Dimitris Kravaritis

Personal information
- Born: March 28, 1972 (age 54) Greece

Medal record
Men's water polo
Representing Greece
European Games
| Bronze medal – third place | 2015 Baku | Team (coach) |

= Dimitris Kravaritis =

Greek water polo player

Dimitris Kravaritis (Δημήτρης Κραβαρίτης, born 28 March 1972) is a retired Greek water polo player who played his entire career for Olympiacos. He is the current head coach of Greece Junior national water polo team, whom he led to the bronze medal at the 2015 European Games at Baku and the current assistant coach of Greece men's national water polo team as well. He is also the head of Olympiacos Water Polo Academy.
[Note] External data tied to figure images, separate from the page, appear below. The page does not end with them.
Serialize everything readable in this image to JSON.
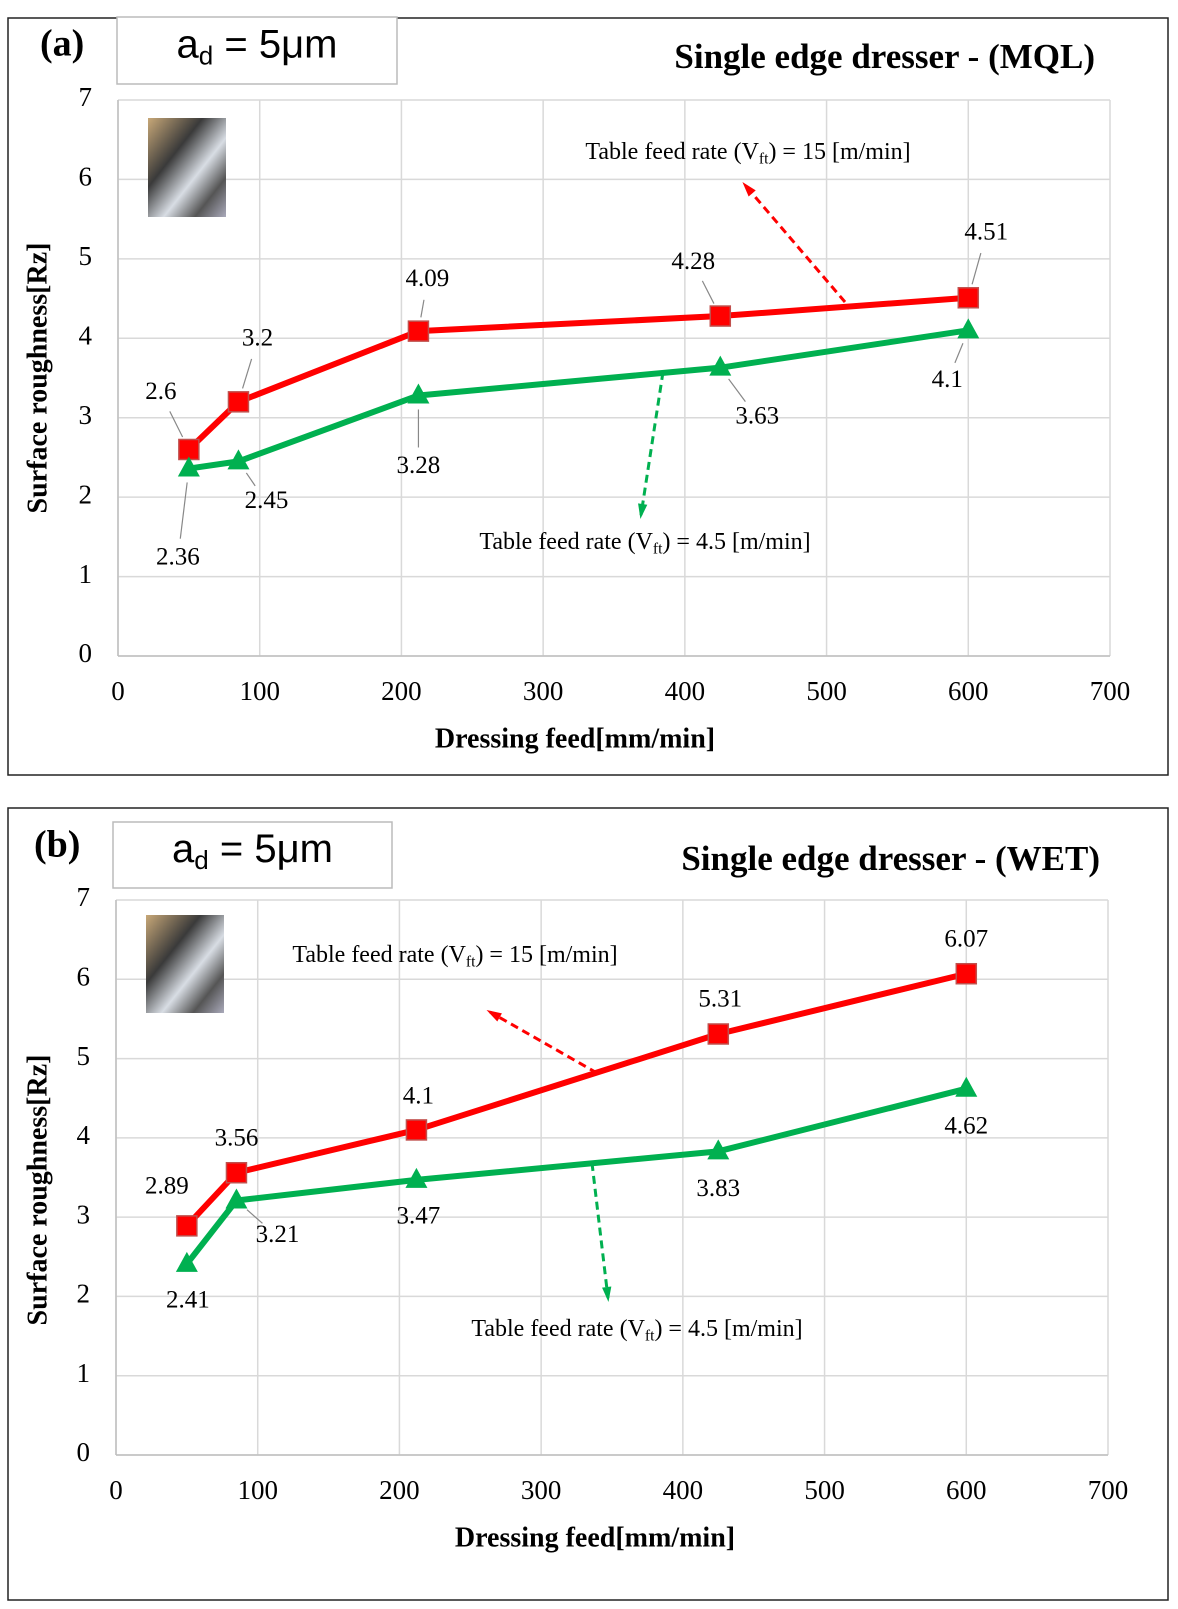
{
  "chart_data": [
    {
      "type": "line",
      "panel_label": "(a)",
      "title": "Single edge dresser - (MQL)",
      "box_label": {
        "base": "a",
        "sub": "d",
        "rest": " = 5μm"
      },
      "x_label": "Dressing feed[mm/min]",
      "y_label": "Surface roughness[Rz]",
      "x": [
        50,
        85,
        212,
        425,
        600
      ],
      "series": [
        {
          "color": "#ff0000",
          "marker": "square",
          "values": [
            2.6,
            3.2,
            4.09,
            4.28,
            4.51
          ],
          "note": {
            "pre": "Table feed rate (V",
            "sub": "ft",
            "post": ") = 15 [m/min]"
          }
        },
        {
          "color": "#00b050",
          "marker": "triangle",
          "values": [
            2.36,
            2.45,
            3.28,
            3.63,
            4.1
          ],
          "note": {
            "pre": "Table feed rate (V",
            "sub": "ft",
            "post": ") = 4.5 [m/min]"
          }
        }
      ],
      "xlim": [
        0,
        700
      ],
      "xticks": [
        0,
        100,
        200,
        300,
        400,
        500,
        600,
        700
      ],
      "ylim": [
        0,
        7
      ],
      "yticks": [
        0,
        1,
        2,
        3,
        4,
        5,
        6,
        7
      ],
      "grid": true
    },
    {
      "type": "line",
      "panel_label": "(b)",
      "title": "Single edge dresser - (WET)",
      "box_label": {
        "base": "a",
        "sub": "d",
        "rest": " = 5μm"
      },
      "x_label": "Dressing feed[mm/min]",
      "y_label": "Surface roughness[Rz]",
      "x": [
        50,
        85,
        212,
        425,
        600
      ],
      "series": [
        {
          "color": "#ff0000",
          "marker": "square",
          "values": [
            2.89,
            3.56,
            4.1,
            5.31,
            6.07
          ],
          "note": {
            "pre": "Table feed rate (V",
            "sub": "ft",
            "post": ") = 15 [m/min]"
          }
        },
        {
          "color": "#00b050",
          "marker": "triangle",
          "values": [
            2.41,
            3.21,
            3.47,
            3.83,
            4.62
          ],
          "note": {
            "pre": "Table feed rate (V",
            "sub": "ft",
            "post": ") = 4.5 [m/min]"
          }
        }
      ],
      "xlim": [
        0,
        700
      ],
      "xticks": [
        0,
        100,
        200,
        300,
        400,
        500,
        600,
        700
      ],
      "ylim": [
        0,
        7
      ],
      "yticks": [
        0,
        1,
        2,
        3,
        4,
        5,
        6,
        7
      ],
      "grid": true
    }
  ]
}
As a player, Kravaritis played his entire career for Olympiacos, where he won numerous titles including the 2002 LEN Champions League. He was also a member of the Greece men's national water polo team. After his retirement, he became head of Olympiacos Academy. Besides his work at the Academy, he was assistant coach of Olympiacos under coaches Vangelis Pateros and Thodoris Vlachos. In 2014 he became assistant coach of Greece men's national water polo team and in 2015 head coach of the Greece Junior national water polo team, whom he led to the bronze medal at the 2015 European Games at Baku.